When R. Crumb was commissioned to draw a cover for a June 2009 issue of The New Yorker, he came up with this illustration of a gender-indeterminate couple tying the knot before a city clerk. A sign near them reads, "Gender Inspection," accompanied by a red arrow. The cover, which Crumb had never made public until now, was rejected by New Yorker editor David Remnick, and Crumb responded to the slight by publicly announcing that he'd never work for The New Yorker again.

A writer for Vice had discovered the cover on a bookmark being distributed at the Venice Biennale. On the back was Crumb's version of how things unfolded:

"The cover editor explained to me that the chief editor, David Remnick, went back and forth, first accepting my cover design, then rejecting it, then accepting it, then rejecting it. This went on for many months. I heard nothing for a long time. Finally, the artwork was returned to me without explanation, nor was an explanation ever forthcoming. Remnick would not give the reason for rejecting the cover, either to the cover editor, or to me. For this reason I refuse to do any more work for the New Yorker.

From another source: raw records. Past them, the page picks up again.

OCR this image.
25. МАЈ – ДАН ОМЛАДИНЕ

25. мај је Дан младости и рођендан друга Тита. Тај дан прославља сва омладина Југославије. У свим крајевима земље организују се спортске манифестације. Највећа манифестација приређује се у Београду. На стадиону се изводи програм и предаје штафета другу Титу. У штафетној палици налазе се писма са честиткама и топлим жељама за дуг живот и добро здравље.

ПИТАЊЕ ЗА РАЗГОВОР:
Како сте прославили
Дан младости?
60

I felt insulted, not so much by the rejection as for the lack of any reason given. I can't work for a publication that won't give you any guidelines or criterion for accepting or rejecting a work submitted. Does the editor want to keep you guessing or what? I think part of the problem is the enormous power vested in the position of chief editor of the New Yorker. He has been ‘spoiled' by the power that he wields. So many artists are so eager to do covers for the New Yorker that they are devalued in the eyes of David Remnick. They are mere pawns. He is not compelled to take pains to show them any respect. Any artist is easily replaced by another. Fortunately for me, I do not feel that I need the New Yorker badly enough to put up with such brusque treatment at the hands of its editor-in-chief. The heck with him!"

How all of that fit onto the back of a bookmark I have no idea, but it was interesting to hear Crumb's tale nonetheless. Clearly, the "gender inspection" sign was what Remnick was wrestling with, and the fallout from millions of gays and lesbians who would have undoubtedly felt marginalized and stereotyped by the depiction. On the other hand, you need to put the illustration in the context of the illustrator: Crumb's entire career was built on his hypersexualized images of hulking women with lumberjack legs and the scrawny she-men who fawn over them. The picture was celebrating gender-defiance, not mocking it. Remnick should have run the cover and instead rejected the fist-bump catastrophe of the year prior. But come on, R.! Please reconsider your New Yorker boycott. I'd love to see your gloriously twisted work on future covers.